The agreement between measured and predicted resting energy expenditure in patients with pancreatic cancer — A pilot study

Abstract

To compare measured resting energy expenditure to resting energy expenditure predicted from eight published prediction equations in a sample of patients with pancreatic cancer. Cross-sectional study. Ambulatory patients of a tertiary private hospital. Eight patients with pancreatic cancer (5 males, 3 females; age: 62.0+/- 5.2 years; BMI: 24.4+/- 3.2 kg/m2; weight loss: 12.1+/- 6.0%; mean+/- SD). Resting energy expenditure was measured using indirect calorimetry and predicted from eight published prediction methods (Harris-Benedict with no injury factor, Harris-Benedict with 1.3 injury factor, Schofield, Owen, Mifflin, Cunningham, and Wang equations and the 20 kcal/kg ratio). Body composition was assessed by deuterium oxide dilution technique. Statistical analysis was performed by using the method of Bland and Altman, and the Student's t-test.
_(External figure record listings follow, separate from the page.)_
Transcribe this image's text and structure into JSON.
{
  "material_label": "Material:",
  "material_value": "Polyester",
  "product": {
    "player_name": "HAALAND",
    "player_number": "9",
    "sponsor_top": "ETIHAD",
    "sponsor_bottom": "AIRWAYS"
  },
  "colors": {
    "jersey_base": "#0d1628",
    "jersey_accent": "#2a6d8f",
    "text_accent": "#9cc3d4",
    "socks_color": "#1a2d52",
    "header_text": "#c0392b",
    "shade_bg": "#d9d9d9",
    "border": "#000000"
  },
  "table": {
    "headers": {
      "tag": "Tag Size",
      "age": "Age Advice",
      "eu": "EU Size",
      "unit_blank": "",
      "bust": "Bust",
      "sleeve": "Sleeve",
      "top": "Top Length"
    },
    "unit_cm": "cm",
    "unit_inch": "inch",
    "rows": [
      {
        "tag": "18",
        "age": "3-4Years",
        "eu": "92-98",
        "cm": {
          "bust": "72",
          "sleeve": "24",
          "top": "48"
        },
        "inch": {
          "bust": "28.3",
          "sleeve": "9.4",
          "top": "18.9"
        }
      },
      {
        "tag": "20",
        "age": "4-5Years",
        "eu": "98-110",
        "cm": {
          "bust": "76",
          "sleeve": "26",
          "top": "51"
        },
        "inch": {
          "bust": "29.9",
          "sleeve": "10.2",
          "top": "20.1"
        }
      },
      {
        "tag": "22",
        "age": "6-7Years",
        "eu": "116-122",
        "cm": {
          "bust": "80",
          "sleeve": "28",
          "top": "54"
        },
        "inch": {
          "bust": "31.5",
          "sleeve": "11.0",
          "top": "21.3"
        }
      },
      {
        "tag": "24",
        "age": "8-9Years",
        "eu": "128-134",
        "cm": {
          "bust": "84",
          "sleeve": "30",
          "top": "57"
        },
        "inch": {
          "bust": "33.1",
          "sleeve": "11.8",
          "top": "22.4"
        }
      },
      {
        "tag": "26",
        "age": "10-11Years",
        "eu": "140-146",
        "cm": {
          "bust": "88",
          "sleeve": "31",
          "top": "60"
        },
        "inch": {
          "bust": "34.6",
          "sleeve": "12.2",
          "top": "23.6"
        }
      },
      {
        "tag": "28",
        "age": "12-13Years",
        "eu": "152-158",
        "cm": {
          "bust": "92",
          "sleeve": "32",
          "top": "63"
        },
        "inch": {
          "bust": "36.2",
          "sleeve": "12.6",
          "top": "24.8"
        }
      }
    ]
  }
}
The Harris-Benedict equations with an injury factor of 1.3 resulted in a significantly higher mean predicted resting energy expenditure compared to measured resting energy expenditure, while there was no significant difference between mean measured and predicted resting energy expenditure and the other 7 methods. At an individual level, the limits of agreement are wide for all equations. The best combination of low bias and narrowest limits of agreement was observed in the prediction of resting energy expenditure from the Wang equation (based on fat free mass) and the Harris-Benedict equation (based on weight and height). At a group level, there is agreement between mean measured and predicted resting energy expenditure with the exception of the Harris-Benedict equation with an injury factor of 1.3. The results of this pilot study suggest that, for an individual, the limits of agreement are wide, and clinically important differences in resting energy expenditure would be obtained. Clinicians need to be aware of the limitations of the use of resting energy expenditure prediction equations for individuals.